ClearAll["Global`*"] (*Clear all variables*)
h := 6.63*10^-34; (* J.s, Planck's constant *)
hbar := (663*10^-34)/(100*2 \[Pi]); (* J.s, Reduced Planck's constant *)
q := 16/10*10^-19 ;  (* Coulomb, electron charge *)

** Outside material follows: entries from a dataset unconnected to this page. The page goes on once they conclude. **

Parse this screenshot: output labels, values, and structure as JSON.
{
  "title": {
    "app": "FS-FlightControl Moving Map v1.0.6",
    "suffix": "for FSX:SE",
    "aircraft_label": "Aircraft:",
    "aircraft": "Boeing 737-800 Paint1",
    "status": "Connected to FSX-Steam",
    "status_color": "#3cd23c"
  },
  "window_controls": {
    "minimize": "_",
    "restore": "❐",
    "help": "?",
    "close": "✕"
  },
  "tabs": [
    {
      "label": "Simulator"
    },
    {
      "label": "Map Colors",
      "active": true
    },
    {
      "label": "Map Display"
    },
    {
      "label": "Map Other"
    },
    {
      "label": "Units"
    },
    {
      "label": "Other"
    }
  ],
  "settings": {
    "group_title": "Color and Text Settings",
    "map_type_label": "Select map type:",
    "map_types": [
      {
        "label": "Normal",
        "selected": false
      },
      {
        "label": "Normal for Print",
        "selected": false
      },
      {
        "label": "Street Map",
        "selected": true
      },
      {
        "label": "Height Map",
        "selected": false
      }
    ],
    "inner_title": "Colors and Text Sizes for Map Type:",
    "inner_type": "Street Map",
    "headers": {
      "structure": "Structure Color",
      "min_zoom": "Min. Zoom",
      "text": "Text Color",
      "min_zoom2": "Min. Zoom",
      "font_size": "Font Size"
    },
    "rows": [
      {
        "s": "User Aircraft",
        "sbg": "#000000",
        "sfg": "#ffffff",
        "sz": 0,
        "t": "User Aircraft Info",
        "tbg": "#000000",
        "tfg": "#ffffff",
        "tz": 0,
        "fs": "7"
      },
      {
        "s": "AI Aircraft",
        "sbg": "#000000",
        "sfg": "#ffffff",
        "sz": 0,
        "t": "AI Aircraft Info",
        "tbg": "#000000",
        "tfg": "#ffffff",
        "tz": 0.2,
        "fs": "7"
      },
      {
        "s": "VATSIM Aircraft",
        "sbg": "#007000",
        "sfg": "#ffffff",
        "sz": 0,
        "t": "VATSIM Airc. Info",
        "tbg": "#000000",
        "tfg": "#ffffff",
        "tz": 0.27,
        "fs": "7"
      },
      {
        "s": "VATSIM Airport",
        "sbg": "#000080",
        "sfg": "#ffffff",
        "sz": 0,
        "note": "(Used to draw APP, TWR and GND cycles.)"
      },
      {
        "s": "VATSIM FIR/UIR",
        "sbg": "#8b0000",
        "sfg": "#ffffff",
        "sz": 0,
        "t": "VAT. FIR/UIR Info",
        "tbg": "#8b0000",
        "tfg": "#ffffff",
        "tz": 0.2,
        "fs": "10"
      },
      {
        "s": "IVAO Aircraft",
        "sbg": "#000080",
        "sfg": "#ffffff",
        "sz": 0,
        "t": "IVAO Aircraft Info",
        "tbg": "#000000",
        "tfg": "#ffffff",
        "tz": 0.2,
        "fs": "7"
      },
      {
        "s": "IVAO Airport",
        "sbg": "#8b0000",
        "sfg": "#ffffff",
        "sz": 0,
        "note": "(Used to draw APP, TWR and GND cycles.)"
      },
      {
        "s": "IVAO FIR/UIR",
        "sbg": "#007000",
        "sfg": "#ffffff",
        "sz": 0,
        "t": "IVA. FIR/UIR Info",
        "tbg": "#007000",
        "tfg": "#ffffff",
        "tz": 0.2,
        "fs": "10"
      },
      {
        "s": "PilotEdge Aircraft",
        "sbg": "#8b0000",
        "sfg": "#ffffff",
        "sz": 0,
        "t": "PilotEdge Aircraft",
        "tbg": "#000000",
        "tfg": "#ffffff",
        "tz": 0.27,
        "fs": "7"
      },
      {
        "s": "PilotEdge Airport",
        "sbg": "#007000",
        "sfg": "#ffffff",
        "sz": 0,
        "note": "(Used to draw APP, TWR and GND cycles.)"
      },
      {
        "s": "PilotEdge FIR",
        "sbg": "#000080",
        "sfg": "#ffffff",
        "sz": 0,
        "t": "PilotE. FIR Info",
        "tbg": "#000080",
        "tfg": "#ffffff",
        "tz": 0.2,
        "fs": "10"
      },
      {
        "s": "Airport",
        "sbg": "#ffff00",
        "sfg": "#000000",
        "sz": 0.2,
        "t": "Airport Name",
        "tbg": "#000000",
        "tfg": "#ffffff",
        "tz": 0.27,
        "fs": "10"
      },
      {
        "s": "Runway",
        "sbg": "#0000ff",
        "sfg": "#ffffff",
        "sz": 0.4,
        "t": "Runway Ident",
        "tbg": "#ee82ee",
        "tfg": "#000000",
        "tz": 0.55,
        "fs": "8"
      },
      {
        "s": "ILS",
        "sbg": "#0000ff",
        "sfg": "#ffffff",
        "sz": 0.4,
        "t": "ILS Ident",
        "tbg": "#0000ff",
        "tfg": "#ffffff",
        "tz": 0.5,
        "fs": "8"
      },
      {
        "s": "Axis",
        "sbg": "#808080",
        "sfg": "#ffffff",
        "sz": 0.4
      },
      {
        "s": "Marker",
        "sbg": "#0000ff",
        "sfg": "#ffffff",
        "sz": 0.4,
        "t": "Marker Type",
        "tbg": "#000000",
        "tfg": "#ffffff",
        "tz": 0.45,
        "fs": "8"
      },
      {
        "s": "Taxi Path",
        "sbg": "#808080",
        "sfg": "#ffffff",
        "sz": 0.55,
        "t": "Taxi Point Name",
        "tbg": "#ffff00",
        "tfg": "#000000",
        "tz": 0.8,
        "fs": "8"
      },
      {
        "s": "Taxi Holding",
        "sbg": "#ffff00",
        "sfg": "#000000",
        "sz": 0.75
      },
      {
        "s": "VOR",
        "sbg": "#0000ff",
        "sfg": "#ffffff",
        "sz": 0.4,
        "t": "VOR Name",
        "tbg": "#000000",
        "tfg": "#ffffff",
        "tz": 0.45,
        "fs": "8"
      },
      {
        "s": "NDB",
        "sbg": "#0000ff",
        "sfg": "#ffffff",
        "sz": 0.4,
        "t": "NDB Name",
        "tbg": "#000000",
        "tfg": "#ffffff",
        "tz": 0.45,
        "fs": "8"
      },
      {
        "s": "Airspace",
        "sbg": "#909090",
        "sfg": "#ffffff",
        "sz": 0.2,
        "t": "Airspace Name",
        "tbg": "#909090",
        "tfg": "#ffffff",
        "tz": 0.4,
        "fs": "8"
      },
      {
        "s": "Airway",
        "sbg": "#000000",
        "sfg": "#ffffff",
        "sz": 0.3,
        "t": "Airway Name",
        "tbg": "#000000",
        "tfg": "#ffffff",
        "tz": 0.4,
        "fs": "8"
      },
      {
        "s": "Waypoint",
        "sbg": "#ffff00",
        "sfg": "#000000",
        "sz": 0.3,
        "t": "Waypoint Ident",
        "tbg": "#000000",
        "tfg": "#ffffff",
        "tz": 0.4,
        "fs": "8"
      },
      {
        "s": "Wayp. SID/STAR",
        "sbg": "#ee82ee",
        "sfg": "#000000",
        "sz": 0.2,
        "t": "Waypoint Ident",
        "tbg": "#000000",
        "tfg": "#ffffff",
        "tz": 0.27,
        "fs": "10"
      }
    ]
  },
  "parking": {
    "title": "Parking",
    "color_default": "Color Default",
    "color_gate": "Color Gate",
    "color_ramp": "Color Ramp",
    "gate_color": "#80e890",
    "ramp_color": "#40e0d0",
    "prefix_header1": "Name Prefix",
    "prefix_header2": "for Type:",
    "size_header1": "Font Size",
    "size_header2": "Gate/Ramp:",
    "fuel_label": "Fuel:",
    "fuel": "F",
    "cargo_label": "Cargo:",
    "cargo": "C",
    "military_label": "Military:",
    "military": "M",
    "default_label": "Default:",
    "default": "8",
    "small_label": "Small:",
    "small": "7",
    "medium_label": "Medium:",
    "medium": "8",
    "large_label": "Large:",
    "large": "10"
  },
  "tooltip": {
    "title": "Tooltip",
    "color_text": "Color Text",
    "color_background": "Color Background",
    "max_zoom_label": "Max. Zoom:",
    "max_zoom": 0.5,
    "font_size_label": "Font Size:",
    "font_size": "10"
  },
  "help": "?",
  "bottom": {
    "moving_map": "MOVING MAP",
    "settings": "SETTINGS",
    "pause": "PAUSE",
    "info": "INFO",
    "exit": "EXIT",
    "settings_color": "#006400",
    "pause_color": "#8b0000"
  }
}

m0 := 91/10*10^-31; (* kg free electron rest mass *)
a := 5.43*10^-10;
vss\[Sigma] := 2.03;
vsp\[Sigma] := 2.55;
vpp\[Sigma] := 4.55;
vpp\[Pi] := 1.09;
esa := -13.55;
esb := -13.55;
epa := -6.52;
epb := -6.52;
n1 := a/4*{1, 1, 1};
n2 := a/4*{-1, -1, 1};
n3 := a/4*{-1, 1, -1};
n4 := a/4*{1, -1, -1};
k = {k1, k1, k1};
g0[k_] = Exp[I*(k.n1)] + Exp[I*(k.n2)] + Exp[I*(k.n3)] + Exp[I*(k.n4)];
g1[k_] = Exp[I*(k.n1)] - Exp[I*(k.n2)] - Exp[I*(k.n3)] + Exp[I*(k.n4)];
g2[k_] = Exp[I*(k.n1)] - Exp[I*(k.n2)] + Exp[I*(k.n3)] - Exp[I*(k.n4)];
g3[k_] = Exp[I*(k.n1)] + Exp[I*(k.n2)] - Exp[I*(k.n3)] - Exp[I*(k.n4)];
v0 = vss\[Sigma];
v1 = 1/Sqrt[3]*vsp\[Sigma];
v2 = 1/3*vpp\[Sigma] - 2/3*vpp\[Pi];
v3 = 1/3*vpp\[Sigma] + 1/3*vpp\[Pi];

H [k_] = {{esa, 0, 0, 0, -v0*g0[k], v1*g1[k], v1*g2[k], v1*g3[k]},
        {0, epa, 0, 0, -v1*g1[k], v2*g0[k], v3*g3[k], v3*g2[k]},
         {0, 0, epa, 0, -v1*g2[k], v3*g3[k], v2*g0[k], v3*g1[k]},
         {0, 0, 0, epa, -v1*g3[k], v3*g2[k], v3*g1[k], v2*g0[k]},
   {-v0*g0[k]\[Conjugate], -v1*g1[k]\[Conjugate], -v1*
     g2[k]\[Conjugate], -v1*g3[k]\[Conjugate], esb, 0, 0, 0},
   {v1*g1[k]\[Conjugate], v2*g0[k]\[Conjugate], v3*g3[k]\[Conjugate], 
    v3*g2[k]\[Conjugate], 0, epb, 0, 0},
   {v1*g2[k]\[Conjugate], v3*g3[k]\[Conjugate], v2*g0[k]\[Conjugate], 
    v3*g1[k]\[Conjugate], 0, 0, epb, 0},
   {v1*g3[k]\[Conjugate], v3*g2[k]\[Conjugate], v3*g1[k]\[Conjugate], 
    v2*g0[k]\[Conjugate], 0, 0, 0, epb}};

Now, I want that k1 should be real, so that the eigenvalues of H are real. How do I put the condition that k1 is real, and therefore plot the 8 eigenvalues as a function of k1.